READY, FIRE,AIM: Diamonds Are Forever… On Sale

Get Easy Financing, Free Shipping, Low Price Guaranteed. Save up to 70% vs Retail on your Lab Diamond. Speak with a Diamond Expert and save today…

— the the Brilliance.com website

When Darlene and I got married, no diamonds were involved.  We slipped plain, unadorned gold bands onto each other’s fingers.

We could have claimed that we were protesting the cruel and violent history of Africa’s diamond industry.  But the fact of the matter was, I was simply too cheap to spring for a diamond ring.

This wouldn’t necessarily be the case, if Darlene and I were getting married in 2024.  Diamonds are on sale lately, thanks to the new technology for “growing” diamonds in an industrial factory.  While it takes Mother Nature millions of years to grow the old fashioned kind of diamonds, a modern synthetic diamond can be grown in less than a week.  About the same amount of time it takes to grow alfalfa sprouts.

So that part of a marriage is getting easier.

They are never called “synthetic” diamonds, however.  Or “factory” diamonds.  They are called “lab diamonds.”  Like something from a scientific laboratory.

“Synthetic” would make them seem somehow artificial.  Which of course they are.  And “factory grown” obviously has unsatisfying connotations.  You’re going to make your bride wear something from a factory?  Good luck with that one.

But if it ‘s something that came from a real, honest-to-goodness scientific laboratory — and if it’s not a “gain-of-function” virus — that’s quite acceptable at the altar, nowadays.

With “lab grown diamonds” you don’t end up with a big hole in the ground.  Or mining accidents.  Or polluted groundwater.  Or a maxed-out credit card.

As it turns out, diamonds are fairly easy to make, in a “laboratory”.

Basically, you start with a tiny piece of a diamond in a growth chamber — the “seed crystal”.   You fill the chamber with methane gas — the same gas that feedlot cows are famous for burping — heat the chamber to about 1200 degrees, blast the methane with a microwave beam (sort of like a laser beam), and a few days later, Meghan Markle is walking down the street with new earrings.

Meghan also has a diamond ring, but even that didn’t guarantee an invitation to King Charles’ coronation.

Reportedly, younger people (and I would consider Princess Meghan a younger person) are embracing lab diamonds because they’re more environmentally sustainable.

But wedding rings and jewelry constitute just a tiny sliver of the diamond trade.  Diamonds are harder than almost anything, and the vast majority of diamonds are “industrial diamonds” used for drilling, grinding, and polishing.  (You could use a wedding ring for these purposes as well, but most people don’t.)

This quality of hardness means that a diamond will last practically forever.

Unlike most marriages.

Learning all this stuff, I got curious about pricing.  I mean, what does it mean when a diamond has a “Low Price Guarantee”?  I mean, I understand “Easy Financing” and “Free Shipping”.  But what, exactly, is a “Low Price”?

I visited the advertised retailer displayed at the top of my search page — Blue Nile — and found a 1.5 carat ‘natural’ diamond priced at $9,700.

And a 1.5 carat ‘lab grown’ diamond for $1,570.  (Marked down from $2,240.)

I couldn’t see much difference.   Maybe the ‘natural’ diamond had a slightly yellowish cast?   I doubt Darlene would have noticed.

But that’s all water under the bridge.  I don’t even know what happened to our wedding rings after the divorce.

Anyway, the Blue Nile website said they had over 32,000 lab grown diamonds in stock.  I assume most of them are much smaller than 1.5 carat, because the young Gen Z kids who are now thinking about getting married — and really, not that many of them are thinking about marriage — they tend to have a lot of student debt.

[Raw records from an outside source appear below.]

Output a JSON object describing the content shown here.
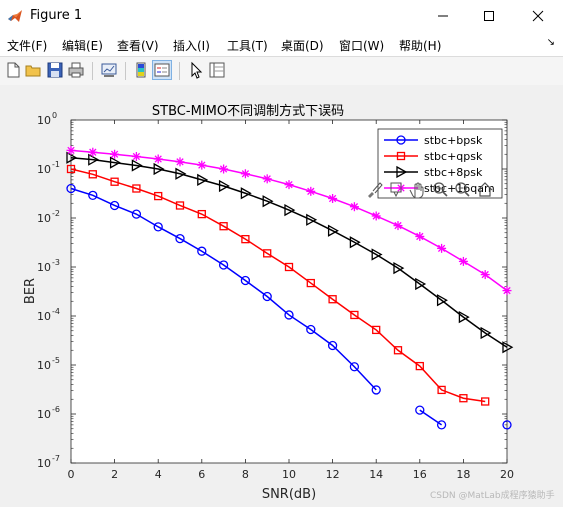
{
  "window": {
    "title": "Figure 1"
  },
  "menu": [
    "文件(F)",
    "编辑(E)",
    "查看(V)",
    "插入(I)",
    "工具(T)",
    "桌面(D)",
    "窗口(W)",
    "帮助(H)"
  ],
  "toolbar": {
    "icons": [
      "new-figure-icon",
      "open-file-icon",
      "save-icon",
      "print-icon",
      "link-plot-icon",
      "colorbar-icon",
      "legend-icon",
      "pointer-icon",
      "property-inspector-icon"
    ]
  },
  "axes_toolbar": {
    "icons": [
      "brush-icon",
      "data-tip-icon",
      "pan-icon",
      "zoom-in-icon",
      "zoom-out-icon",
      "home-icon"
    ]
  },
  "watermark": "CSDN @MatLab成程序猿助手",
  "chart_data": {
    "type": "line",
    "title": "STBC-MIMO不同调制方式下误码",
    "xlabel": "SNR(dB)",
    "ylabel": "BER",
    "xlim": [
      0,
      20
    ],
    "ylim": [
      1e-07,
      1
    ],
    "yscale": "log",
    "xticks": [
      0,
      2,
      4,
      6,
      8,
      10,
      12,
      14,
      16,
      18,
      20
    ],
    "yticks": [
      {
        "base": "10",
        "exp": "-7"
      },
      {
        "base": "10",
        "exp": "-6"
      },
      {
        "base": "10",
        "exp": "-5"
      },
      {
        "base": "10",
        "exp": "-4"
      },
      {
        "base": "10",
        "exp": "-3"
      },
      {
        "base": "10",
        "exp": "-2"
      },
      {
        "base": "10",
        "exp": "-1"
      },
      {
        "base": "10",
        "exp": "0"
      }
    ],
    "grid": false,
    "legend_position": "top-right",
    "series": [
      {
        "name": "stbc+bpsk",
        "color": "#0000ff",
        "marker": "circle",
        "x": [
          0,
          1,
          2,
          3,
          4,
          5,
          6,
          7,
          8,
          9,
          10,
          11,
          12,
          13,
          14,
          15,
          16,
          17,
          18,
          19,
          20
        ],
        "y": [
          0.04,
          0.029,
          0.018,
          0.012,
          0.0066,
          0.0038,
          0.0021,
          0.0011,
          0.00053,
          0.00025,
          0.000105,
          5.3e-05,
          2.5e-05,
          9.2e-06,
          3.1e-06,
          null,
          1.2e-06,
          6e-07,
          null,
          null,
          6e-07
        ]
      },
      {
        "name": "stbc+qpsk",
        "color": "#ff0000",
        "marker": "square",
        "x": [
          0,
          1,
          2,
          3,
          4,
          5,
          6,
          7,
          8,
          9,
          10,
          11,
          12,
          13,
          14,
          15,
          16,
          17,
          18,
          19
        ],
        "y": [
          0.1,
          0.078,
          0.055,
          0.04,
          0.028,
          0.018,
          0.012,
          0.0068,
          0.0037,
          0.0019,
          0.001,
          0.00047,
          0.00022,
          0.000105,
          5.2e-05,
          2e-05,
          9.5e-06,
          3.1e-06,
          2.1e-06,
          1.8e-06
        ]
      },
      {
        "name": "stbc+8psk",
        "color": "#000000",
        "marker": "triangle-right",
        "x": [
          0,
          1,
          2,
          3,
          4,
          5,
          6,
          7,
          8,
          9,
          10,
          11,
          12,
          13,
          14,
          15,
          16,
          17,
          18,
          19,
          20
        ],
        "y": [
          0.17,
          0.155,
          0.135,
          0.118,
          0.1,
          0.08,
          0.06,
          0.045,
          0.032,
          0.022,
          0.0145,
          0.0092,
          0.0055,
          0.0032,
          0.0018,
          0.00095,
          0.00045,
          0.00021,
          9.5e-05,
          4.5e-05,
          2.3e-05
        ]
      },
      {
        "name": "stbc+16qam",
        "color": "#ff00ff",
        "marker": "star",
        "x": [
          0,
          1,
          2,
          3,
          4,
          5,
          6,
          7,
          8,
          9,
          10,
          11,
          12,
          13,
          14,
          15,
          16,
          17,
          18,
          19,
          20
        ],
        "y": [
          0.24,
          0.22,
          0.2,
          0.18,
          0.16,
          0.14,
          0.12,
          0.1,
          0.08,
          0.063,
          0.048,
          0.035,
          0.025,
          0.017,
          0.011,
          0.007,
          0.0042,
          0.0024,
          0.0013,
          0.0007,
          0.00033
        ]
      }
    ]
  }
}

You can get a plain gold band for $105 at Walmart.

On a related note, some scientists in Beijing, China, have proposed that — based on surveys of the planet Mercury — it appears that the planet is made of mostly carbon, which could be graphite (like your pencil lead) or diamonds (like the gem you didn’t buy for your bride.)  From an article by journalist Shubhangi Dua, posted on Friday on Interesting Engineering.

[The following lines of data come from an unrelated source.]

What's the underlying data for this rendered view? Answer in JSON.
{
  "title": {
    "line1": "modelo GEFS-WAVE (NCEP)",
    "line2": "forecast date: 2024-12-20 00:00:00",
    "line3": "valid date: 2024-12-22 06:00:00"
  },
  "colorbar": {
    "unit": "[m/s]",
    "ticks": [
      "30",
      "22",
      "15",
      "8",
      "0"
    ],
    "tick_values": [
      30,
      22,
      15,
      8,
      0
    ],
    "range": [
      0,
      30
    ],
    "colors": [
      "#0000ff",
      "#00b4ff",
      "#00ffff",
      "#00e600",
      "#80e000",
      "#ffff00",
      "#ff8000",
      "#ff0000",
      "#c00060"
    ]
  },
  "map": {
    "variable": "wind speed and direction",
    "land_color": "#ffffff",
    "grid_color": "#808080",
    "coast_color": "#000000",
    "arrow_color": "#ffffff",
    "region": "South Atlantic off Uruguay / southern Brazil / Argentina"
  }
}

In a new study, scientists have proposed that Mercury houses a nine-mile-thick layer of diamond, which is probably situated at the core-mantle boundary.  This finding challenges earlier assumptions that only graphite exists within Mercury’s interior…

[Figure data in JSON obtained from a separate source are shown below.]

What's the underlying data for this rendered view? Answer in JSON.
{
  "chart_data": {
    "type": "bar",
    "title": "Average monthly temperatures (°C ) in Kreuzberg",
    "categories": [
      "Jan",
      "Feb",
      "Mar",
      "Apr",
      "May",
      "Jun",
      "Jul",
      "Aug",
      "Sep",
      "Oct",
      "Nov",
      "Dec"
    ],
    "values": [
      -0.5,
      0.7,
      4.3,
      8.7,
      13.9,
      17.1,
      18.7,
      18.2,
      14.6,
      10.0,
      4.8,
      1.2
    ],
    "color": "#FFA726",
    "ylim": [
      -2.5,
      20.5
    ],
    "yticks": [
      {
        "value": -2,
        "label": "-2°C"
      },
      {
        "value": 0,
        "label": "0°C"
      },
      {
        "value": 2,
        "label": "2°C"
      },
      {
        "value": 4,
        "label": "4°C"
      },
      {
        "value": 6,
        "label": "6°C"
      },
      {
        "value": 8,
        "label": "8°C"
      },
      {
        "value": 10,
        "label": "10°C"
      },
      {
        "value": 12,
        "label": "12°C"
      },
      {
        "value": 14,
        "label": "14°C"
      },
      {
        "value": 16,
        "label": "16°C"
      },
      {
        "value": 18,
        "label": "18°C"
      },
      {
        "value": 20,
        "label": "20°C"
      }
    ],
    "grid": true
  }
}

This discovery was made possible through a simulation model, where experts utilized high-pressure and high-temperature experiments to replicate the conditions of Mercury’s core-mantle boundary…

So maybe diamonds are not only “forever” but also “plentiful”.  In certain places.

Louis Cannon

Underrated writer Louis Cannon grew up in the vast American West, although his ex-wife, given the slightest opportunity, will deny that he ever grew up at all.